I certainly haven’t reached Paul’s level of maturity. My biggest dilemmas in life are whether to date or not date, what to do on a Saturday night, which car to buy, what city to live in and whether to get a job or pursue missions. Many people would consider these pivotal decisions worthy of much thought. However, in light of the question Paul posed—in light of my grandma lying there completely void of life—the decisions that consume my life are nothing short of menial.

And there stood my family, huddled in different clusters, catching up with old friends, whispering about my aunt who wouldn’t come. My grandma was practically screaming, “This life is just a vapor!” from her coffin, but no one seemed to notice.

I noticed. I wanted to run—to sell all my possessions and run to China or Afghanistan. I didn’t want to waste another single minute in which I could have made a difference for His kingdom. Maybe I should have done it. Perhaps I should have turned heal and ran out of that funeral home and set off with a passion. Perhaps then I wouldn’t be sitting here wishing I had a new computer that didn’t crash all the time. It’s also possible that my passion would have worn off as soon as I got to wherever I was going and couldn’t find my way around or speak the language, leaving me miserable and full of resent.

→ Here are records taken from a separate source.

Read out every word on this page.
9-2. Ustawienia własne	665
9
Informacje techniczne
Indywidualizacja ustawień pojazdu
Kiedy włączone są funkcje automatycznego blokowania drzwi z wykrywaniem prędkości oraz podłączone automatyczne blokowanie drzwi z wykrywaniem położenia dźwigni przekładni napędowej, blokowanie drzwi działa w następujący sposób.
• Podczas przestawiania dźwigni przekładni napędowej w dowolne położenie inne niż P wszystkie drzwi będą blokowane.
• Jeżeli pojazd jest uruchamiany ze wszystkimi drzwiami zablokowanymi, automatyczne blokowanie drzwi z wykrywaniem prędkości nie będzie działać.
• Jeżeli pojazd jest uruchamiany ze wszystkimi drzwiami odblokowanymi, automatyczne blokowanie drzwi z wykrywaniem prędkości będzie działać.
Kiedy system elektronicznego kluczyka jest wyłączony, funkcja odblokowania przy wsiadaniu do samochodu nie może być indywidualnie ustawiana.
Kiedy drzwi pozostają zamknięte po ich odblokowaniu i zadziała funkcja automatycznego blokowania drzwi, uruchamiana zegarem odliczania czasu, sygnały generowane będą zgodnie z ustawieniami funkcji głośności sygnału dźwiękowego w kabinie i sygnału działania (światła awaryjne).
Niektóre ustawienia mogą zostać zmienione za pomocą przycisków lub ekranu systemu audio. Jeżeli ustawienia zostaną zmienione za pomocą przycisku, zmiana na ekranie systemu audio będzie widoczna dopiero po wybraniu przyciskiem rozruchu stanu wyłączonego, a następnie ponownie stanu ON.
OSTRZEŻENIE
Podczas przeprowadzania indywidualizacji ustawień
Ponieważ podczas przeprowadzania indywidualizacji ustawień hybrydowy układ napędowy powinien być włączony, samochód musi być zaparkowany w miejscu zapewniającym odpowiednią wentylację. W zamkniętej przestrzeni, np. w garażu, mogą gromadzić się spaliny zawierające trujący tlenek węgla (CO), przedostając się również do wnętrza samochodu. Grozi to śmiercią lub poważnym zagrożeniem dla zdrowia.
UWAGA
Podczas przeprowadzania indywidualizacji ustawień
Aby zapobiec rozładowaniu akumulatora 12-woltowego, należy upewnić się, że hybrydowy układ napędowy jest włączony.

I think the message in all of this lies somewhere in the middle of the two polar extremes between which I tend to bounce. This life is so short in the grand scheme of things, so each step should be carefully chosen. However, we must also be careful not to over dramatize each step. The key, I think, is to always remember God in perspective. He’s huge, and I’m tiny, yet He cares enough to speak to me through my dead grandma. I do not share Paul’s spiritual stature, but I want to, and that’s something God appreciates. Maybe monumental faith begins with the desire to have it. Maybe God uses moments like these to kindle that desire within us. If we seek Him we will find Him, and it all begins with the desire to seek.

I don’t really know why we have that weird practice of putting corpses on display at funeral services (a picture would surely suffice), but maybe it’s because, sometimes, dead people have a lot to say.